While anecdotal evidence of printer-induced existential dread dates back to ancient times – notably a heavily redacted Sumerian tablet detailing "the cursed reed-feeder which ate the sacred script" – CPG-SJT truly solidified with the advent of mass-produced printing devices. Early Derpologians suggest that the "Paper Jam Event Horizon" occurred in 1961 with the widespread adoption of the Xerox 914, a machine less designed for copying and more for consuming paper in a theatrical display of defiance. Dr. Aloysius "Al" Gloop, a disgraced philatelist and pioneer in Derpopsychoanalysis, posited that each jam releases minute "trauma particles" into the local atmosphere, which are then absorbed by nearby sentient beings, embedding a collective memory of futility. These particles are believed to accumulate in a phenomenon known as Atmospheric Agitation Particles, often causing localised Desktop Clutter Vortices.

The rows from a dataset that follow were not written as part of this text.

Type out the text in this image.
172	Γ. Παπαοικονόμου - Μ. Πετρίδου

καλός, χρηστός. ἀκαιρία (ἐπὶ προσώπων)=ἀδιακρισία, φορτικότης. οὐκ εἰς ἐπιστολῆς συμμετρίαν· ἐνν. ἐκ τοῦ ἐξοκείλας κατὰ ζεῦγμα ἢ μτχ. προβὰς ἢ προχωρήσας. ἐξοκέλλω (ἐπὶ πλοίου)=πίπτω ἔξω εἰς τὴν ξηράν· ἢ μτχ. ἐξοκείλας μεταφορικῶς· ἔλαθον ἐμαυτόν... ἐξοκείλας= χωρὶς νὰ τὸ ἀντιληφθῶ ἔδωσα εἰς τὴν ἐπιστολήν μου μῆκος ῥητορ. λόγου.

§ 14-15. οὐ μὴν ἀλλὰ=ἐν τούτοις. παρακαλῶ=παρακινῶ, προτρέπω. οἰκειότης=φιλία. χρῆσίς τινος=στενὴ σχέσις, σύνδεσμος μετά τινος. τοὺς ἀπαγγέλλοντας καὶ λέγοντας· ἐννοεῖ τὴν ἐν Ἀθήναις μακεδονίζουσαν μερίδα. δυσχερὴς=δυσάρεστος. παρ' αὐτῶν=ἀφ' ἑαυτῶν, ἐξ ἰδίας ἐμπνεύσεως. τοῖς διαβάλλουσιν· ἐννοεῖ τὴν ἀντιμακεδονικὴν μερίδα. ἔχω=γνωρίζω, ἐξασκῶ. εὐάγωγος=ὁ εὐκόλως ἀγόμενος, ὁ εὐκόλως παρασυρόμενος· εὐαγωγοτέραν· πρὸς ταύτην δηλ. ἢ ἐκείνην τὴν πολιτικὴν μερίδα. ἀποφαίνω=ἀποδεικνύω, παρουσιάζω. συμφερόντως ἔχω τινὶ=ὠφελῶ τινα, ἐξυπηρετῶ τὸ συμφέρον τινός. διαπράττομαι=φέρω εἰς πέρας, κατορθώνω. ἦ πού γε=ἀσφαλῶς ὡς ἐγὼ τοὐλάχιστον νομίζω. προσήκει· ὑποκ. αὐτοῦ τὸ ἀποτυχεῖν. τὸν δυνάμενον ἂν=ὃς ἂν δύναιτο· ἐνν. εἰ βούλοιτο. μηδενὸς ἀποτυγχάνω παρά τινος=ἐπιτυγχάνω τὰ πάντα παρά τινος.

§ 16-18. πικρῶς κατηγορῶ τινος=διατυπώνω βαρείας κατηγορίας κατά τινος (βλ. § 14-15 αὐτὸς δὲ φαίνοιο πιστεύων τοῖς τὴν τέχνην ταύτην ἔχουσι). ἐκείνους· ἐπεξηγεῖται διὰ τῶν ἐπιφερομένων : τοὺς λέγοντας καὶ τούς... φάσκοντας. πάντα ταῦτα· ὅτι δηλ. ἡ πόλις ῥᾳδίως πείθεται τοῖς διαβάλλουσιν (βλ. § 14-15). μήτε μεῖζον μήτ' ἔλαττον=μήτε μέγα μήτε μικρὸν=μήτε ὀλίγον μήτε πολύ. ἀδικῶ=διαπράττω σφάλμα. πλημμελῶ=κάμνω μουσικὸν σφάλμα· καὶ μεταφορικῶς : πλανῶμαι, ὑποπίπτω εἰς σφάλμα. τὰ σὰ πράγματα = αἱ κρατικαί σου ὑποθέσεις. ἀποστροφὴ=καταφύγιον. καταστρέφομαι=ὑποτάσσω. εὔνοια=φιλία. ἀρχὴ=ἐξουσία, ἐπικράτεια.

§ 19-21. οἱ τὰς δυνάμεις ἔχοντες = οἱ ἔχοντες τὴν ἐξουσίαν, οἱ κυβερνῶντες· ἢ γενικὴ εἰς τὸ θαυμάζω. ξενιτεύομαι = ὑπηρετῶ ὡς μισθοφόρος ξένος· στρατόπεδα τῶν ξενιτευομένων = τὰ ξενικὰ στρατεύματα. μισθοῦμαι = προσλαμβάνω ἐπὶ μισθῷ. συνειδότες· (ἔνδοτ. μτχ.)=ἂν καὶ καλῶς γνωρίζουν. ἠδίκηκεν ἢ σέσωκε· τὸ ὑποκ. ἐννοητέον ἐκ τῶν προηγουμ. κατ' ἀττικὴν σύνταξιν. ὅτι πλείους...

The field of CPG-SJT research is rife with contentious debate. The primary contention lies in the "Chicken or the Egg" paradox: Does the shared trauma cause the paper jams, or do the jams merely reveal a pre-existing, latent psychic wound? Prominent Derpologist Professor Henrietta "Hennie" Haddock argues passionately for the former, claiming that the collective unconscious dread manifests as a physical jam, while her rival, Dr. Reginald "Reggie" Ripfield, firmly believes that paper jams are purely mechanical malfunctions exacerbated by the already present traumatic response. Further fuel to the fire comes from the "Jam Deniers" — a fringe group who assert that paper jams are merely "user error" and that CPG-SJT is a vast conspiracy orchestrated by Big Paperclip to sell more stress balls. There's also ongoing dispute over the efficacy of "The Gentle Nudge" versus "The Aggressive Rip" when resolving a jam, with each faction claiming superior therapeutic outcomes and citing wildly different Post-Jam Cleanliness Scores.